In reversing this court's prior order, the Appellate Division determined that Dr. Cerabona could not offer expert witnesses to testify that Dr. Trasi was negligent in the manner in which he cared for the injured plaintiff. To do so, the Court reasoned, would result in a material alteration of the theory of defense that Dr. Cerabona had maintained throughout the course of the litigation, which would prejudice the plaintiffs by interfering with their ability to prepare for trial. If the court were to allow Dr. Cerabona to amend his answer to assert negligence on the part of Dr. Trasi, use witnesses to assert negligence on the part of Dr. Trasi (i.e. Dr. Cerabona, Dr. Trasi), and seek apportionment of fault between Drs. Cerabona and Trasi, then the court would be violating the spirit of the Appellate Division's order. The same prejudice that the Appellate Division found that the plaintiffs would endure if Dr. Cerabona were allowed to offer expert witnesses to assert negligence on the part of Dr. Trasi (i.e. interference with plaintiffs' ability to prepare for trial), would visit the plaintiffs if the court were to permit Dr. Cerabona to assert negligence on the part of Dr. Trasi through fact witnesses (i.e. Drs. Cerabona and Trasi).

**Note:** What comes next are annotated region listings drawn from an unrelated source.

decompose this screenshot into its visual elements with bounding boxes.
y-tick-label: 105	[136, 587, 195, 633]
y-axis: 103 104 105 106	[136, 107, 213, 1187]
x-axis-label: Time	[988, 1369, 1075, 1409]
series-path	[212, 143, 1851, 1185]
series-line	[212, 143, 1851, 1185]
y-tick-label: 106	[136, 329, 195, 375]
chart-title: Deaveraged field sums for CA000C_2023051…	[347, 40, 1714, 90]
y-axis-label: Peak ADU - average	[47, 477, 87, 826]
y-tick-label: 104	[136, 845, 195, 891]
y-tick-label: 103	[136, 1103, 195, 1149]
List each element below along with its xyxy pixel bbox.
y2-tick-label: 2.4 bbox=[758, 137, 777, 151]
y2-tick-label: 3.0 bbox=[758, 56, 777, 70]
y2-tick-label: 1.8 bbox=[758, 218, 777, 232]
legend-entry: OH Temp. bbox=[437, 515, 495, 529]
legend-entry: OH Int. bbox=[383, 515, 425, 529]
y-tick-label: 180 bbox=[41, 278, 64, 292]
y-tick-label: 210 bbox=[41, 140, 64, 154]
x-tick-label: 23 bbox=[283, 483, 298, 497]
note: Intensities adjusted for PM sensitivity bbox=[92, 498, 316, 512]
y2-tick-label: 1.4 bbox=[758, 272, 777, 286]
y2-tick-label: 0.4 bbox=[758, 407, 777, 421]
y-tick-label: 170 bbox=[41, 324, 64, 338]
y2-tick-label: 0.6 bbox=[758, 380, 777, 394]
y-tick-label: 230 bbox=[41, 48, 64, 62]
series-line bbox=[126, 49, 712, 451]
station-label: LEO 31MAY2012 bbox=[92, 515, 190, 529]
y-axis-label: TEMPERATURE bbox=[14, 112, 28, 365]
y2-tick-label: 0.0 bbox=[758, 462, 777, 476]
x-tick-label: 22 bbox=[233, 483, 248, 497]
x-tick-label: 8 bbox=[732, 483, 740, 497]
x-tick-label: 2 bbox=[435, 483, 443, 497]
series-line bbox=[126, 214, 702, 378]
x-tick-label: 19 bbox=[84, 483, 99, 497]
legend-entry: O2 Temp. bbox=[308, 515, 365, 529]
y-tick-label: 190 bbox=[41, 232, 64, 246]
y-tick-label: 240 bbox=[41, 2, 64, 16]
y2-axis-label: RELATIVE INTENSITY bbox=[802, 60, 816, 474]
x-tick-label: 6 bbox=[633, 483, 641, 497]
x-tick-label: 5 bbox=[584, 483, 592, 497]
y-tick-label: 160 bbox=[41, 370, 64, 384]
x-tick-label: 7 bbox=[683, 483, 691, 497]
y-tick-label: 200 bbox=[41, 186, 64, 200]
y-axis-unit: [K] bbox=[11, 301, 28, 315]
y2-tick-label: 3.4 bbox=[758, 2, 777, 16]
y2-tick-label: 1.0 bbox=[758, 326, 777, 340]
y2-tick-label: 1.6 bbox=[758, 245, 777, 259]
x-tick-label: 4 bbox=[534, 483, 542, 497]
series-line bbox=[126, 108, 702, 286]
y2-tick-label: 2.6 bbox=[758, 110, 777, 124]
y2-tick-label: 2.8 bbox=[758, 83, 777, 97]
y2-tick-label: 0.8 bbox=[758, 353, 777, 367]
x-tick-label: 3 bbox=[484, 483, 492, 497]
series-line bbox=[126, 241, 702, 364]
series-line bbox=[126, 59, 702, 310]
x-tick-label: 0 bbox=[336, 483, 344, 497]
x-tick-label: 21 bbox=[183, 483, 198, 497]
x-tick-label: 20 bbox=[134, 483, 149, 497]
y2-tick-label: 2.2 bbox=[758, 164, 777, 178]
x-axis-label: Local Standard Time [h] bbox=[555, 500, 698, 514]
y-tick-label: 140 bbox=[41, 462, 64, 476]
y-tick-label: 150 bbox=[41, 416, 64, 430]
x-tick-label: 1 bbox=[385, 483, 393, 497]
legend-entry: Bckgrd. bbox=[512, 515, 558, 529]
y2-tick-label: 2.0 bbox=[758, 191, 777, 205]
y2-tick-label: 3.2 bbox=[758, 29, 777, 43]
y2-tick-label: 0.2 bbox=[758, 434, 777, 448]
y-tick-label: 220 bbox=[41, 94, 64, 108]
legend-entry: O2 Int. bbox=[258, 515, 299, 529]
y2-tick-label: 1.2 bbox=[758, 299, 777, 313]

While the court will not permit Dr. Cerabona to assert negligence on the part of Dr. Trasi, thereby foreclosing him from a possible reduction of the settling defendants' equitable shares of the damages, Dr. Cerabona is not without recourse. Dr. Cerabona, assuming a verdict is rendered in favor of the plaintiffs, Is still entitled to a setoff of the greater of the amount stipulated by the settlements between the plaintiffs and the settling defendants, and the amount of consideration paid for the settlements (see Whalen v Kawasaki Motors Corp.,supra).
Based upon the foregoing, it is hereby
ORDERED that the motion is granted to the extent that defendant Franco Cerabona, M.D., is granted leave to amend his answer to include the defense of setoff and reduction in damages pursuant to GOL § 15-108 by the greater of the amount stipulated by the settlements between the plaintiffs and the settling defendants, and the amount of consideration paid for the settlements; and it is further,
ORDERED that counsel for the parties are to appear before the court at 9:30 am on June 13, 2005, at 111 Centre Street, room 572, for jury selection.